Background: Vertical chin lengthening can be done by either an implant or a lengthening of the bone. While implants have limitations as to how much lengthening can be effectively done, osteotomies do not. While some surgeons feel that the amount of vertical chin lengthening needs to be limited this appears to be based on a concern of the interpositional bone gap created to heal. This has not been my experience but that concern is obviated by always grafting the interpositional gap. This is almost always done by tissue bank bone grafts, either corticocancellous chips or blocks.
How much vertical chin lengthening can be done is based, in my experience, on how much the bony gap can be pushed open during surgery. In almost all patients this can be at least 10mms which is usually enough for most patient’s aesthetic needs. Beyond 10mms resistance is often encountered and getting to 12 or 14mms can be very difficult to impossible. There is also the challenges of getting fixation hardware adequately applied across every enlarging bony gaps.
While significant vertical bone lengthening can be achieved in a primary procedure, how much can be done in a chin that has already had a sliding genioplasty performed? Does the previous osteotomy cause scar that limits the amount of bone movement? Can the hardware that has been used be satisfactorily removed?
Case Study: This male had prior jaw surgery including a sliding genioplasty. The genioplasty was believed to be primarily a horizontal movement with a little vertical lengthening. His panorex x-ray showed a fixation plate of aubstantial size in the midline with multiple screw holes. How many screws were used could not be clearly seen on the x-rays. His secondary genioplasty goal was maximal vertical lengthening as much as up to 20mms if possible.
Under general anesthesia and through his existing intraoral incision the chin soft tissues were elevated and a large fixation plate exposed. It was an unusually large and thick fixation plate whose shape i had not seen before. In fact I believe it was not a fixation plate meant to be used in the chin but some other part of the lower jaw.While the bottom four screws could be removed the tope three screw heads were stripped and could not be removed. That left the only option is to cut the plate with a reciprocating saw through the screw holes (because they had the least amount of material) above where a horizontal osteotomy was to be made. This was eventually accomplished but too a long time as the plate most likely was made if vitallium. (a cobalt chrome ion alloy)
With most of the chin bone exposed the osteotomy was performed and the chin vertically lengthened 14mms. More vertical chin lengthening could have been done but that pulled down on the lower lip too much. Interpositional tissue bone blocks were used to hold the gap as a wedge and vertical plate and screws were applied to the sides of the remaining original fixation plate.
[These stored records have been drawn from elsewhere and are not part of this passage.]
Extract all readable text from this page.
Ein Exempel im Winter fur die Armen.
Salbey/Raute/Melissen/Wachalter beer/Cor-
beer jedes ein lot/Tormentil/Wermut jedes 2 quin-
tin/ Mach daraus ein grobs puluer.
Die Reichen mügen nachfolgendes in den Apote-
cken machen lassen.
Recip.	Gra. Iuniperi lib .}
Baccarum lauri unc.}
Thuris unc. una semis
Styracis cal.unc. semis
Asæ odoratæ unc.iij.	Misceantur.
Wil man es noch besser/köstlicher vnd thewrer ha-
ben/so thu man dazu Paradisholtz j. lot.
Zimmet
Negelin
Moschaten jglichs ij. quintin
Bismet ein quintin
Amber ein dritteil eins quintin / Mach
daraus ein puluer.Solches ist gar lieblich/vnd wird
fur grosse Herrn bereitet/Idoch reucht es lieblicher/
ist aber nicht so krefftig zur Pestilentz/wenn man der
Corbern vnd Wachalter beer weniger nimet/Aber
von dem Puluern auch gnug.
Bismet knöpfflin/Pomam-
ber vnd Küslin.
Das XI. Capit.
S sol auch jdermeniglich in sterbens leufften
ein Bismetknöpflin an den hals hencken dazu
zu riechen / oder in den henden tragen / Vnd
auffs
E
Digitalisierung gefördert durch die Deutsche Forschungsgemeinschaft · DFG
This case illustrates several issues. First, large fixation plates are not really needed for chin osteotomies to heal as the chin is not exposed to any significant displacement forces. Large plates with lots of screws can make for a difficult secondary genioplasty should the plate not be able to be removed. Whether surgeons realize it or not up to 20% of bony genioplastigs will eventually undergo another chin bone surgery for a variety of aesthetic improvements. Secondly, a prior genioplasty may limit subsequent movements due to scar tissue and other soft tissue limiting effects.
Case Highlights:
1) Prior bony chin osteotomies create difficult fixation hardware removal when secondary bony chin osteotomies are needed.
2) While total chin hardware removal is desired enough of the hardware must be removed to at least complete a side to side osteotomy.
3) Significant vertical chin lengthening requires an interpositional graft and the consideration of whether the lower lip will be pulled down with it.